I understand the desire to rationalize systems and smooth out the imperfections. But the imperfections are fine. Useful, sometimes, even.
It’s good that my and your birthday falls on a different day of the week every year. Imagine if it had to always be a Monday! It’s good that the month names are kind of meaningless references to ancient Rome — since they’re equally meaningless for everyone. It’s good that you always have to be on your toes for a rogue leap day that comes in and messes up your carefully elaborated yearly schedule.
It’d be fine to have different quirks, or remove some of the dumb self-imposed quirks we’ve created (I am thinking of daylight savings!). But the truth of the matter is that the Earth’s orbit around the Sun is slightly weird, unaligned with the Earth’s rotation. So there will always be some quirks. Why not celebrate them?3
So: Happy 29th of February, everyone! Spend the day well; do something memorable. It’s not often that we can enjoy being outside the calendar, even just as a manner of speaking.

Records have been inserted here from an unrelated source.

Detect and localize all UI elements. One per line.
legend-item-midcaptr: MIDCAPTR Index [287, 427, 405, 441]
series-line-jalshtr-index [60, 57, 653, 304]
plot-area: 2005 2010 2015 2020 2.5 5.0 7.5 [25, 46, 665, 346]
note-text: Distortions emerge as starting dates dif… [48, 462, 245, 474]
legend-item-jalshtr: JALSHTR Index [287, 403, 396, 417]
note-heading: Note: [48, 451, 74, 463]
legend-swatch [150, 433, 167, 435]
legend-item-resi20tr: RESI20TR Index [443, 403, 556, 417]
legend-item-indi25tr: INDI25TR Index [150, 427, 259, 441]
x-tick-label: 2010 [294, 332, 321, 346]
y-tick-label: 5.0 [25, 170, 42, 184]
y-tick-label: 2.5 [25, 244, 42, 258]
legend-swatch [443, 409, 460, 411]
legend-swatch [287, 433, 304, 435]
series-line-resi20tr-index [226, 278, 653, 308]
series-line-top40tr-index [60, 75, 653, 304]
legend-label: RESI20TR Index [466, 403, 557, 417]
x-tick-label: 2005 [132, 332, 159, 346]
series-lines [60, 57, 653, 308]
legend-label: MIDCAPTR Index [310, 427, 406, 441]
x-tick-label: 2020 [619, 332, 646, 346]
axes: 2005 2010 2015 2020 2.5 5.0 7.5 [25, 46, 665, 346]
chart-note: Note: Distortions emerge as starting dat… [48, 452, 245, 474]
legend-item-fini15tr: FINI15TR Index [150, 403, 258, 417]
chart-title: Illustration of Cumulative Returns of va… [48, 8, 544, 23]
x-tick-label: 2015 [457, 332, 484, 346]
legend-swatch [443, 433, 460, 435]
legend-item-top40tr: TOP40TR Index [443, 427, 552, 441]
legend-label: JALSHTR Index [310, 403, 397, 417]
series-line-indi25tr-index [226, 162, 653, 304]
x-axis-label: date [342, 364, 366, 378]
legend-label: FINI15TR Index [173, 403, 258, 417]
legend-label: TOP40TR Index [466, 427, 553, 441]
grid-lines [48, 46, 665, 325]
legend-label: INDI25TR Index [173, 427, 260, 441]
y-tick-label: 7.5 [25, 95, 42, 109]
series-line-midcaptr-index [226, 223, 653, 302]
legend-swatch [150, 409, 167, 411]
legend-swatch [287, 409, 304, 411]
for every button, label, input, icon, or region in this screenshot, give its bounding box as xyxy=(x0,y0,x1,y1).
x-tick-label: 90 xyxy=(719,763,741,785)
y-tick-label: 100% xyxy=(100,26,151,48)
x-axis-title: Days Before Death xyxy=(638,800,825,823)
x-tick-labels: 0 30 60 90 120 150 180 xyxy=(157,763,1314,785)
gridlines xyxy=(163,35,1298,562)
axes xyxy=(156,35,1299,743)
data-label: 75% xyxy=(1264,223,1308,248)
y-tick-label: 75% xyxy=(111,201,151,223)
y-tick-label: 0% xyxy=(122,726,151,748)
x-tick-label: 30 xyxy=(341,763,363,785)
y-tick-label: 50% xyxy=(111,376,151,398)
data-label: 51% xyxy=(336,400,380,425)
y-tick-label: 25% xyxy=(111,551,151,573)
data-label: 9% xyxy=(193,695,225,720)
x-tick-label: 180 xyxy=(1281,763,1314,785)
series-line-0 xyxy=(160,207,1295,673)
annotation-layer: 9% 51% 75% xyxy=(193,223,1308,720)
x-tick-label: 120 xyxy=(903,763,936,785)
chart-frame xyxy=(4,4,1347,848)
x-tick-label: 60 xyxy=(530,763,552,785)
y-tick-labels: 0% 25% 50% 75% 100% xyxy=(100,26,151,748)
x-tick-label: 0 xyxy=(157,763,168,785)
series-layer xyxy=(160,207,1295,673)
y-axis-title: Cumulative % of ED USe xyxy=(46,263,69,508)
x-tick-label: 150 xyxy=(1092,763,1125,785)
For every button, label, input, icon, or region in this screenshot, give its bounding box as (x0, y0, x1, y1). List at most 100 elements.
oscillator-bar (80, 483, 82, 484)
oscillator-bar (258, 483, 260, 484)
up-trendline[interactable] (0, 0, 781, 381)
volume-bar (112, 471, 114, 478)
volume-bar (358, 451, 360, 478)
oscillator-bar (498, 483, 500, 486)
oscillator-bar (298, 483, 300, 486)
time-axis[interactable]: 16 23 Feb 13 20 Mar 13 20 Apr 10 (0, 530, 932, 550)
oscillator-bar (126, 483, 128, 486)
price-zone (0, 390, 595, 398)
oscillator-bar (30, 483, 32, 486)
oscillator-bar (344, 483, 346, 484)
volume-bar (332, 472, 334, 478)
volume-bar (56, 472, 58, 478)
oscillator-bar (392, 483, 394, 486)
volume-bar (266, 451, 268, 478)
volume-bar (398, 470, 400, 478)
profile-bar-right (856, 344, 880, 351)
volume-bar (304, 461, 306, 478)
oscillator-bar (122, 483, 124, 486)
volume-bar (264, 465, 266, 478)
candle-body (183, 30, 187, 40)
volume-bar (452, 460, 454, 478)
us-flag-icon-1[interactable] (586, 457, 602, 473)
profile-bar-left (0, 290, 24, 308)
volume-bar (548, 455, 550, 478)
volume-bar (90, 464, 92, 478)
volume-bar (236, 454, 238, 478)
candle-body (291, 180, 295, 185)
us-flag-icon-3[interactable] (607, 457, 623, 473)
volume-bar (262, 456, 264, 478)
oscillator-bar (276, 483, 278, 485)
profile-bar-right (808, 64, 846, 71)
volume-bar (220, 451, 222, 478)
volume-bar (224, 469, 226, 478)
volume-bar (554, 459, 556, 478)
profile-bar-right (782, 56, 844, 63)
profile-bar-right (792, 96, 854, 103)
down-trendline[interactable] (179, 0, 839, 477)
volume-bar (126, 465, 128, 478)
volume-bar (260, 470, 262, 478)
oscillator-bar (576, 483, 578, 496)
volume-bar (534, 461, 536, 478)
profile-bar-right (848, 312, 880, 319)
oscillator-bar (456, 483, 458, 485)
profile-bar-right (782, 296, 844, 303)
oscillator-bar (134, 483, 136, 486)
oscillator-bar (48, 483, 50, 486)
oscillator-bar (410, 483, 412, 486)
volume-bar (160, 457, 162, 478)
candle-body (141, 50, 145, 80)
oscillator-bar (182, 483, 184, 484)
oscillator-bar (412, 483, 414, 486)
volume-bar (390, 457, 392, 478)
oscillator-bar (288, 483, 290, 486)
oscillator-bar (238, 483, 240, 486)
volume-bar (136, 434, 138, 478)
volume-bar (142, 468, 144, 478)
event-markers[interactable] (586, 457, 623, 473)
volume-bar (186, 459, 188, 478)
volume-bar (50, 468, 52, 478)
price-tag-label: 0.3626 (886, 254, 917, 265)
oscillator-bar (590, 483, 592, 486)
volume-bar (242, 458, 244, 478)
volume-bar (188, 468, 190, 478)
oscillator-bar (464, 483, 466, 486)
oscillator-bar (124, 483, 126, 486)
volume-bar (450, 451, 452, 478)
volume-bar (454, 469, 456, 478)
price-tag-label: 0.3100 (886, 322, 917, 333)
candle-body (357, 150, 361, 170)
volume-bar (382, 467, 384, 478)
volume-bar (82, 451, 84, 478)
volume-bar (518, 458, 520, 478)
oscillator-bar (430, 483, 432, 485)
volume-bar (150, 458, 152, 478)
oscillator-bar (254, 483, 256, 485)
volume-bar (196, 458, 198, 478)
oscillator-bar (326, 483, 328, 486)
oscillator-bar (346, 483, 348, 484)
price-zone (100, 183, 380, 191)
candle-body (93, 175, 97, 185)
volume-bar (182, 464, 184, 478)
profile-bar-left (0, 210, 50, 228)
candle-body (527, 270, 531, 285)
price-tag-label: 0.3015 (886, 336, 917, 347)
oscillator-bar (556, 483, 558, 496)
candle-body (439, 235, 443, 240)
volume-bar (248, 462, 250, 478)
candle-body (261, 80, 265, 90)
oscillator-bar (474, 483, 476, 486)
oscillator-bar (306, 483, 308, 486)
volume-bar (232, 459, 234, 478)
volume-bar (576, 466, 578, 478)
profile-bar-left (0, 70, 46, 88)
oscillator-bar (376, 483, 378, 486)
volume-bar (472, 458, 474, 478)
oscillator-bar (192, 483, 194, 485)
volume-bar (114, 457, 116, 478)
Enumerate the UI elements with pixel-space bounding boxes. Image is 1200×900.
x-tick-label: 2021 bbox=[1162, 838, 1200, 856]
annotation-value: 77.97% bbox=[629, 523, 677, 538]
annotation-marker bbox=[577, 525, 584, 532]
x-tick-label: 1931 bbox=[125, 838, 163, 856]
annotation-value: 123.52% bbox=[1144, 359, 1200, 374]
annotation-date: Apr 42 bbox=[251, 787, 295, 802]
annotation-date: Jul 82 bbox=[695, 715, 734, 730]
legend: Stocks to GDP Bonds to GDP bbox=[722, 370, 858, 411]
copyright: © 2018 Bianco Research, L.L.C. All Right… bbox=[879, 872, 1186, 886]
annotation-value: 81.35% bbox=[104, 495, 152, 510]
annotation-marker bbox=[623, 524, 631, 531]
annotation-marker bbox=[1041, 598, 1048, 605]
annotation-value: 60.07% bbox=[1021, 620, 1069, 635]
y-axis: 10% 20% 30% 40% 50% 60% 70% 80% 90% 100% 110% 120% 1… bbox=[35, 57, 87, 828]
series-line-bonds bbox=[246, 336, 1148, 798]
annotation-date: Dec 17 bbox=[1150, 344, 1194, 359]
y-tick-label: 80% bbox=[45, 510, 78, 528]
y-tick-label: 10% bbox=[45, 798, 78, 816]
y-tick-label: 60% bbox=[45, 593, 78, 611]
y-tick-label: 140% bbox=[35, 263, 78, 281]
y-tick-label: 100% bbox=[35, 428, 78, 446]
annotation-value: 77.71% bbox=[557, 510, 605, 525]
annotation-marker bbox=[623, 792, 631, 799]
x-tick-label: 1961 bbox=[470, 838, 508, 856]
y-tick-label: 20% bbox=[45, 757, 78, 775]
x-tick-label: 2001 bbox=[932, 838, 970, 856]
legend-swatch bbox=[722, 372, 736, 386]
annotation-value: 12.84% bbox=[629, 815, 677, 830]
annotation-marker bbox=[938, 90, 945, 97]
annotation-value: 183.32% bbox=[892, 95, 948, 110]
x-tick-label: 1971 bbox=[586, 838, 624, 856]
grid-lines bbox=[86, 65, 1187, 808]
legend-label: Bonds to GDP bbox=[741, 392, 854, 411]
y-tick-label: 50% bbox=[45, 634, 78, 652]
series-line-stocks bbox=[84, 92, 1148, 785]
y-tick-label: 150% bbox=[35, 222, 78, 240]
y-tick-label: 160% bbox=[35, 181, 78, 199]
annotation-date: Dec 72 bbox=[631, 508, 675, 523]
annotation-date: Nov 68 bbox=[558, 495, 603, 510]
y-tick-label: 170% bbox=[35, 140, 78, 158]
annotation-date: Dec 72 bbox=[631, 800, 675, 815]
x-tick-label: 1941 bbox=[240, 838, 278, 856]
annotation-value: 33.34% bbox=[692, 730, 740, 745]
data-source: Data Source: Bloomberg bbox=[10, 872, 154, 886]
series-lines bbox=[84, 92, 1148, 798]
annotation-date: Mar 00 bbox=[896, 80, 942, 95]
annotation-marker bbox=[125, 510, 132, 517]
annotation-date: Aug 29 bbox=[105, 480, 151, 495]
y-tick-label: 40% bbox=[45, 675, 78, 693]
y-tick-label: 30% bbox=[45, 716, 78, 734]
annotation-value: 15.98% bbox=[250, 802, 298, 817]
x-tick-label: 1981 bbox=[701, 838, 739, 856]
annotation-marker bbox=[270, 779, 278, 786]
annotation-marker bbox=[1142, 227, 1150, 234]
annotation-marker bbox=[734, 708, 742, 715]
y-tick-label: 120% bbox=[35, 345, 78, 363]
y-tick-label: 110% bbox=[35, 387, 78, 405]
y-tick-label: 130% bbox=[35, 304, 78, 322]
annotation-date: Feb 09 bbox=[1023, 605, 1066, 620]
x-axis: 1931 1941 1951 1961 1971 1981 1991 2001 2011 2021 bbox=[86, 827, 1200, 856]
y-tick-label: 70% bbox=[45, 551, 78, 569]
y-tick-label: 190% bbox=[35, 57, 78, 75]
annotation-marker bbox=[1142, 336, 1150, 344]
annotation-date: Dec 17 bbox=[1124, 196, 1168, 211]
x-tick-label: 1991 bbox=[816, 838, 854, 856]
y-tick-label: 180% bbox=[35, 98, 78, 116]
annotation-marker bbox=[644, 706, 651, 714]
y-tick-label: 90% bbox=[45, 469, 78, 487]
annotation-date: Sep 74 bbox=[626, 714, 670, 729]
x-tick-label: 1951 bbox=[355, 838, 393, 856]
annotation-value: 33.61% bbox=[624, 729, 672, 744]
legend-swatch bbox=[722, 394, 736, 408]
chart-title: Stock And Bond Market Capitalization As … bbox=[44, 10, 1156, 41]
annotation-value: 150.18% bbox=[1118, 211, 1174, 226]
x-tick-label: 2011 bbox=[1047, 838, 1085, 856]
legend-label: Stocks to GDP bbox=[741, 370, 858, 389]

Four countries have not adopted the Gregorian calendar as their civil calendar (i.e. for administrative purposes): Iran, Afghanistan, Nepal, and Ethiopia. Some others use a slightly different version of the calendar (e.g. differing on how they count the years, as in Japan) or use a traditional calendar alongside the Gregorian one for civil purposes.
It seems a reasonable guess that to we will change the main human calendar only if Earth ceases to have a dominant role in human affairs, so that its orbit really doesn’t matter anymore. But of course far-future predictions are extremely uncertain.
Oh god if I’m not careful I’ll end up defending the stupid Fahrenheit temperature scale. Let it be known for the record that I am fully against it and I consider those arguments Americans like to bring up like “Celsius is good for water, Fahrenheit is good for humans” or “Fahrenheit is nice because it intuitively goes from 0% hot (0°F) to 100% hot (100°F)” to make absolutely zero sense.
you might be intrigued by 'the dean second': https://open.substack.com/pub/michaeldean9/p/abolish-leap-year-by-2035?r=2cys&utm_medium=ios
I’m not sure how far our idiosyncratic month names traveled outside European cultures. For example, in Chinese and Korean, the months are simply called “month 1”, “month 2.” And so on.
Chinese even labels the days of the week as “day 1”, “day 2”, etc., except Sunday, which is “sky day.”